That was good thinking.

But I graphed your equation using Desmos and there was a solution

Jun 21, 2022
#3
+2

Hello Guest!

If a,b,c are the solutions of the polynomial equation:    $$x^3-4x^2-32x+17=(x-a)(x-b)(x-c)=0$$

Then, by Vietas' formulae:                   $$a+b+c=4$$

$$ab+ac+bc=-32$$

$$abc=17$$

Using the following identity:

$$y_1^3+y_2^3+y_3^3-3y_1y_2y_3=(y_1+y_2+y_3)(y_1^2+y_2^2+y_3^2-y_1y_2-y_1y_3-y_2y_3)$$  (*)

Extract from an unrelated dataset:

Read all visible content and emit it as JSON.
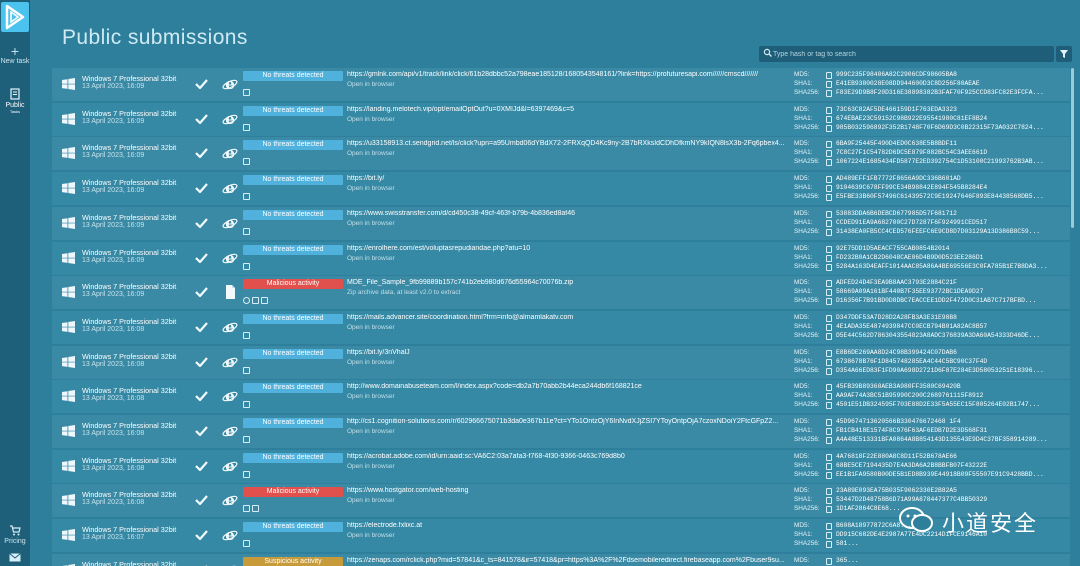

(More commonly written as: $$x^3+y^3+z^3=3xyz$$ if and only if $$x+y+z=0$$).

Then:

Let  $$y_1=\sqrt[3]{x-a}$$ , $$y_2=\sqrt[3]{x-b}$$ , $$y_3=\sqrt[3]{x-c}$$

We are given: $$y_1+y_2+y_3=0$$

Hence, (*) becomes:

$$(x-a)+(x-b)+(x-c)=3\sqrt[3]{(x-a)(x-b)(x-c)}$$

(Notice: $$(x-a)(x-b)(x-c)=x^3-4x^2-32x+17$$)

Thus,

$$3x-(a+b+c) = 3\sqrt[3]{x^3-4x^2-32x+17}$$

(By Vietas formula: a+b+c=4, substitute and cube both sides)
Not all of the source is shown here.